Mohammed : Arrête de tourner en rond, dis-moi ce qui te turlupine.

Ali : Ce qui me turlupine, comme tu dis, c’est que je ne comprends pas ce qui te plaît tant dans le catholicisme…

Mohammed : Ah !?


Ali : Ben oui: je vois pas ce qu’il y a de si formidable. Parce qu’il faut bien qu’il y ait quelque chose d’extraordinaire pour changer de religion. Tu ne t’es pas converti comme ça, sur un coup de tête, y a forcément une raison. Tu as pris des risques : c’est ta vie dans l’au-delà qui est en jeu. Mais, inch’allah, tu finiras par revenir à l’Islam. Un jour ou l’autre, inch’allah !

D’autant plus que, excuse moi, mais les Roumis ils n’ont rien de fantastique. En quoi ils sont mieux que nous ?

Mohammed : Ils ne sont pas meilleurs, tu as raison, ni plus ni moins que vous.

Ali : Pourquoi tu ne dis pas « nous »? Tu ne te considères vraiment plus des nôtres ?

Mohammed : Tu as bien dit “Roumis”, par opposition à musulmans, non? Tu sais bien que je ne suis plus musulman.

Ali : Soit ! Alors, finalement, pourquoi ? Y a t il une raison ?

Mohammed : Il y a une raison, en effet. Autrement ce serait ridicule.

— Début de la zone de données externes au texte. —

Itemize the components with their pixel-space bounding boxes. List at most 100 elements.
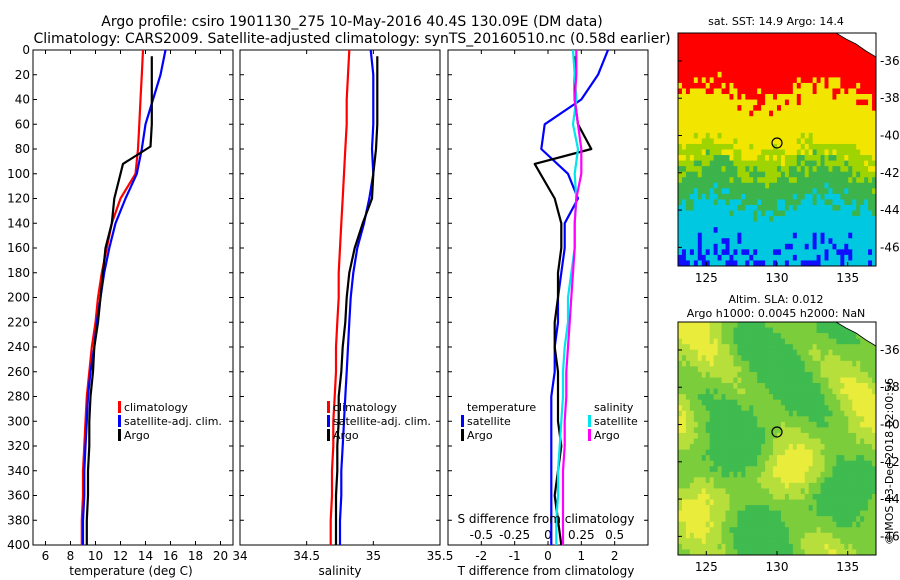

Mais veux-tu le savoir ?

Ali : Oui ! C’est bien pour ça que je te questionne.

Mohammed : J’ai peur que tu ne me crois pas.

Ali : Dis toujours, tu verras.

Mohammed : Parce que je suis amoureux. Et cet amour, ‘faut croire, il m’aveugle.

Ali : Je ne te crois pas, en effet ; là je ne te crois pas. Toi, amoureux d’une femme ? Ce n’est pas ton genre d’être aveuglé par une femme. Car, que tu le veuilles ou non, sur ce coup, tu es comme nous : on peut aimer une femme, mais pas au point d’en perdre la raison.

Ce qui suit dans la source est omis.